Знакомые продолжают свой путь: старожилы возвращаются домой, беженцы направляются к своему временному жилью. Моя мать снова закрывает глаза и погружается в свои мысли, известные только ей.
* * *
Всякий раз, приезжая в Герцег-Нови, я чувствую себя словно в маленьком Сараеве. Вокруг лишь беженцы и бледные старики: почти вся молодежь эмигрировала в Канаду.
— Будь внимательнее, — предупреждает меня наш старый друг, — Сенка часто сидит на этой скамье возле сквера и спит. Бог ее хранит, она до сих пор не подхватила воспаление легких, которое может вызвать осложнения. Ведь у нее и так слабое здоровье.
* * *
Я всегда испытываю одинаковую радость, когда возвращаюсь в наш дом в Герцег-Нови. Возможно, я так счастлив оттого, что все в нем напоминает нашу жизнь в квартире Горицы. За исключением того, что здесь не хватает еще полкомнаты. И разумеется, моего отца. Стены дышат нашими повседневными звуками, в открытое окно доносятся голоса детей, гоняющих футбольный мяч, на сковородке весело шкворчат оладьи, а я безмятежно сплю. Слышу лишь тихий шепот и раздающийся вдалеке глухой скрежет лифта. Стоя на пороге двери, Сенка выпроваживает соседок:
— Он спит, вчера очень поздно приехал из Парижа.
— Можно я приведу своего внука, чтобы он сфотографировался с Эмиром?
— Можно, но позже, дуреха! Подожди, пока мой ребенок выспится и восстановит свои силы!
* * *
— На чьей ты стороне, сынок? — неожиданно спрашивает меня мать, пока мы пьем наш утренний кофе.
— На твоей. На чьей же еще?
Она едва уловимо улыбается, наблюдая за мной краем глаза. Словно хочет выведать у меня страшную тайну. Я помню, что именно так Сенка прощупывала почву, когда хотела узнать, кто надоумил меня отправиться купаться в Илиджу без ее разрешения. Это было так давно…
На самом деле моя мать умеет задавать нужные вопросы. Она ловко начинает разговор исподволь. Хоть мне и известно, что она ценит сильных людей, верных своему слову, я не понимаю, почему сейчас она начинает разговор со слов:
— Наибольшее уважение у меня вызывает Владо Дапцевич…
Этот Владо — персонаж из реальной жизни, который похож на Владо Петровича, героя литературы и кино.
— Однажды он сказал, что любит Сталина, и за это провел двенадцать лет на каторге.

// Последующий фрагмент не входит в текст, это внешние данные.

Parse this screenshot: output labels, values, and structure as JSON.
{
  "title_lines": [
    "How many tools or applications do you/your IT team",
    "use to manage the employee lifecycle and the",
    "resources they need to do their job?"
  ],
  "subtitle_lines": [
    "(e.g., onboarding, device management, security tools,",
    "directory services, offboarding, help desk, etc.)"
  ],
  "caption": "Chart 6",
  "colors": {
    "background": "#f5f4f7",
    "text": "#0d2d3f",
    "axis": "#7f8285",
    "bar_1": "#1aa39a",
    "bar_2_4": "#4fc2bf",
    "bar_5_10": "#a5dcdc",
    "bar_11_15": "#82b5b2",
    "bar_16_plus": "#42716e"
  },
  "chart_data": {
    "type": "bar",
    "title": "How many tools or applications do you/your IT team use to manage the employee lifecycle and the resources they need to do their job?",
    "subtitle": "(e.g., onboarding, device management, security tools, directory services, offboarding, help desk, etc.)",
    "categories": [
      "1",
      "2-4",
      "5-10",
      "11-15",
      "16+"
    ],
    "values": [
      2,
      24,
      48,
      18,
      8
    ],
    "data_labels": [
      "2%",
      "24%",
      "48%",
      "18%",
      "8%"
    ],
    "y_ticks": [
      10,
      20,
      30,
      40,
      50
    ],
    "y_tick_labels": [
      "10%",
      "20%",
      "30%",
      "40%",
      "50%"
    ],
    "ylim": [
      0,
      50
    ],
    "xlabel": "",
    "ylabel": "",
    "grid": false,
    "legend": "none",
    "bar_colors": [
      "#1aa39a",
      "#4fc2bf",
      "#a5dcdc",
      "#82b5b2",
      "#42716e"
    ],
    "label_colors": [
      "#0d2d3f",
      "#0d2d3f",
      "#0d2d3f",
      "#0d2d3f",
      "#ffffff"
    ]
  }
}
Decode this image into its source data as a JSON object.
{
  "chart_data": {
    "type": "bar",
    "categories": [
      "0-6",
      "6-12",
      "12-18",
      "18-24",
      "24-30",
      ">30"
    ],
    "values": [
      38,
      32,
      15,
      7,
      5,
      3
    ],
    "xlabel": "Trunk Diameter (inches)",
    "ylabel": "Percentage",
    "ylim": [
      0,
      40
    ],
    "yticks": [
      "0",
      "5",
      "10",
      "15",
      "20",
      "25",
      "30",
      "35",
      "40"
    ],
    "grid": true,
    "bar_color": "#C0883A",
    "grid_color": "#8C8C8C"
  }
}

Моей матери он нравится вовсе не из-за Сталина. Она до сих пор сожалеет о временах Тито. Владо Дапцевич удостоился ее высочайшего почтения, потому что, согласно ее выражению, это «настоящий мужчина, со своими принципами». Когда он вышел из тюрьмы, журналист ежедневной коммунистической газеты «Победа» спросил его, не изменил ли он своего мнения.
— Я люблю Сталина, — без колебаний ответил Дапцевич.
Кто знает, действительно ли этот человек верил в то, что говорил. Но принцип есть принцип. Сказав что-то однажды, он не собирался отступаться от своих слов. «Настоящий мужчина, со своими принципами», — повторяла моя мать.
* * *
— Ну, так на чьей же ты стороне? — настаивает моя мать.
— На твоей, я тебе уже сказал. Если бы это было не так, ты бы знала это лучше меня, — ответил я ей со смехом.
Сенка тоже засмеялась.
— Ты прекрасно знаешь, о чем я тебя спрашиваю. Не прикидывайся дурачком, — продолжила она.
— Нет, не знаю.
Сенка обняла меня:
— На столе мармелад и масло, а там — поджаренный хлеб. Пойду заплачу за электричество, а потом немного прогуляюсь.
Все происходит так же, как по утрам моего детства. За исключением того, что тогда все эти указания были написаны на маленьких клочках бумаги, поскольку за два часа до моего ухода в школу мать уже направлялась к факультету гражданского строительства по аллее Косева.